Tomato scare shakes consumer confidence


WASHINGTON (AP) — The tomato scare may be over, but it has taken a toll — it cost the industry an estimated $100 million and left millions of people with a new wariness about the safety of everyday foods.

An Associated Press-Ipsos poll finds that nearly half of consumers have changed their eating and buying habits in the past six months because they’re afraid they could get sick by eating contaminated food.

They also overwhelmingly support setting up a better system to trace produce in an outbreak back to the source, the poll found.

The people who feel that way include the growers.

Virginia’s East Coast Produce, one of the largest tomato growers in the country, has been hammered by slumping demand and falling prices, although Virginia tomatoes were cleared early on, said sales manager Batista Madonia III. He said he’s frustrated by the government’s inability to find the root cause of the outbreak despite a nearly two-month-long investigation.

The salmonella outbreak has sickened more than 1,200 people in 42 states since the first cases were seen in April.

“I guarantee in that time frame, more than 1,000 people were injured slipping on a banana peel,” said Madonia.

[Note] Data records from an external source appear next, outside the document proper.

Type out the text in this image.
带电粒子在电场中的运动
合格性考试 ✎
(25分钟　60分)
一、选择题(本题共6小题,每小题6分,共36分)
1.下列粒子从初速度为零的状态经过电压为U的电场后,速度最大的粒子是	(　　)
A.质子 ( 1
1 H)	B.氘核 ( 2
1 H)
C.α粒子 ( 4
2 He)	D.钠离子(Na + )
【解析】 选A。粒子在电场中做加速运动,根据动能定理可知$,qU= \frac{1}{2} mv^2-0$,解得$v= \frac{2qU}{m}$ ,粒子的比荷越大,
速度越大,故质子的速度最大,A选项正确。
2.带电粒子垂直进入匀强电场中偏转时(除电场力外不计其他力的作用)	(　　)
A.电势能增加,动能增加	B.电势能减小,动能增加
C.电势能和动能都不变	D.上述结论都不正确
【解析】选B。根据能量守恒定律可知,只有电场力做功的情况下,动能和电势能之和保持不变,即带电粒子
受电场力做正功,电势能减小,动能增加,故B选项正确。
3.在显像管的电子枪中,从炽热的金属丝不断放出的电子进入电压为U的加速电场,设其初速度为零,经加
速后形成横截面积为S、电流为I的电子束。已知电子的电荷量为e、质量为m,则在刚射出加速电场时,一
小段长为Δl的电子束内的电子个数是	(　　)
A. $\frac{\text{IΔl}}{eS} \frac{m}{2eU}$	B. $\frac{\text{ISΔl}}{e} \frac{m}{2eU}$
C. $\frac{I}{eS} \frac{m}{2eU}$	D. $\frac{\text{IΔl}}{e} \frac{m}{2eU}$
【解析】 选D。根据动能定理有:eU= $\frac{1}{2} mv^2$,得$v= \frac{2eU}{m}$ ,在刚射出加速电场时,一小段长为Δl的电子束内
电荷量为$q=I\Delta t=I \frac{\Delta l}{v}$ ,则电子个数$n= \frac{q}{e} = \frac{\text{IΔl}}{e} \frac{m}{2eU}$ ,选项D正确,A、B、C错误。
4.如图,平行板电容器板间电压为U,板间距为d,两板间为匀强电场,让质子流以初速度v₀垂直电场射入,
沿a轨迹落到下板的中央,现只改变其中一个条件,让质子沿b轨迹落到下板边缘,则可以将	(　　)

Although federal officials lifted the tomato warning Thursday, the cause of the outbreak remains unknown. Hot peppers are under suspicion, and tomatoes have not been cleared everywhere.

While the poll found that three in four people remain confident about the overall safety of food, 46 percent said they were worried they might get sick from eating contaminated products. The same percentage said that because of safety warnings, they have avoided items they normally would have purchased.

Christy Taylor, a first-grade teacher from Sacramento, Calif., said she has all but given up on supermarket produce and is buying most of her fresh fruits and vegetables at the local farmers’ market instead.

“I see the same farmers every single week,” said Taylor, 30, the mother of 2-year-old twin girls. “You meet the people and you see where the [produce] is coming from.”

Her twins love tomatoes, she said, and chomp on them as if they were apples. But until the mystery of the tainted food is solved, “I feel a little bit more comfortable, a little more safe, doing the local farmers’ market,” she said.

Eighty-six percent in the poll said produce should be labeled so it can be tracked through layers of processors, packers and shippers, all the way back to the farm. The lack of such a system frustrated disease detectives working on the salmonella outbreak. However, the industry is divided over mandatory tracing technology, and Congress is running out of time to act on any major food safety changes before the election.